There he was in the NATO republic whose foremost motto remains: Those who forget the past sometimes don’t want anyone to remember it, thank you very much. One might recall, in this regard, the remark famously attributed to Hitler, speaking to his generals, eight days before invading Poland in 1939: “Who, today, speaks of the annihilation of the Armenians?” Benedict played along. He largely kept quiet about arriving in a land whose predecessor state, the Ottoman Empire—many of whose leaders became central figures in the Turkish Republic—committed the largest genocide in history against Christians. To this day, the Turks have never apologized, never offered a lira of reparation, never returned stolen property or land. Turkish newspapers, astonishingly, kept asking whether the pope would offer yet another, fuller apology for his remarks on Islam. News reports from elsewhere kept mentioning that Turkey was “99-percent Muslim.” They didn’t say why.
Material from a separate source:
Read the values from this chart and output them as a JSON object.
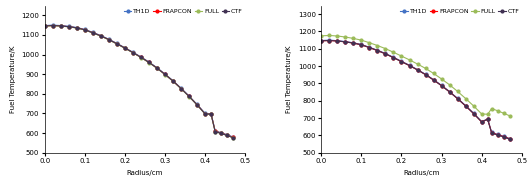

By contrast, how intolerant is it to deny a religion a minor aspect of its ritual behavior, as the Swiss are doing by banning minarets? How intolerant is it not to apologize? Whether we owe tolerance to the intolerant is one of the great logical challenges within ethical theory. Simply declaring that we do, as so many commenters on the minaret vote urge, fails to convince if one believes tolerance, like some other ethical duties, arises out of implicit or explicit social contract, and should be reciprocal.
I, for one, find that context, apology, and intolerance matter in the following way. If you steep yourself in the atrocities of the Armenian genocide, not to mention the many intolerances exhibited by majority-Muslim societies toward Christians, Jews, women, gays, and other non-Muslims, one’s conclusion is not an absolutist moral judgment, but a decision on who owes a greater apology to whom, a decision on how to allocate one’s moral energy.
The day that Turkey apologizes and pays reparations for the Armenian genocide, that Saudi Arabia permits the building of churches and synagogues, that the Arab world thinks the homeland principles it applies to the Arabs of Palestine also apply to the Armenians of Turkey—on that day, I will find time to commiserate with the generally kind and hard-working Muslims of Switzerland.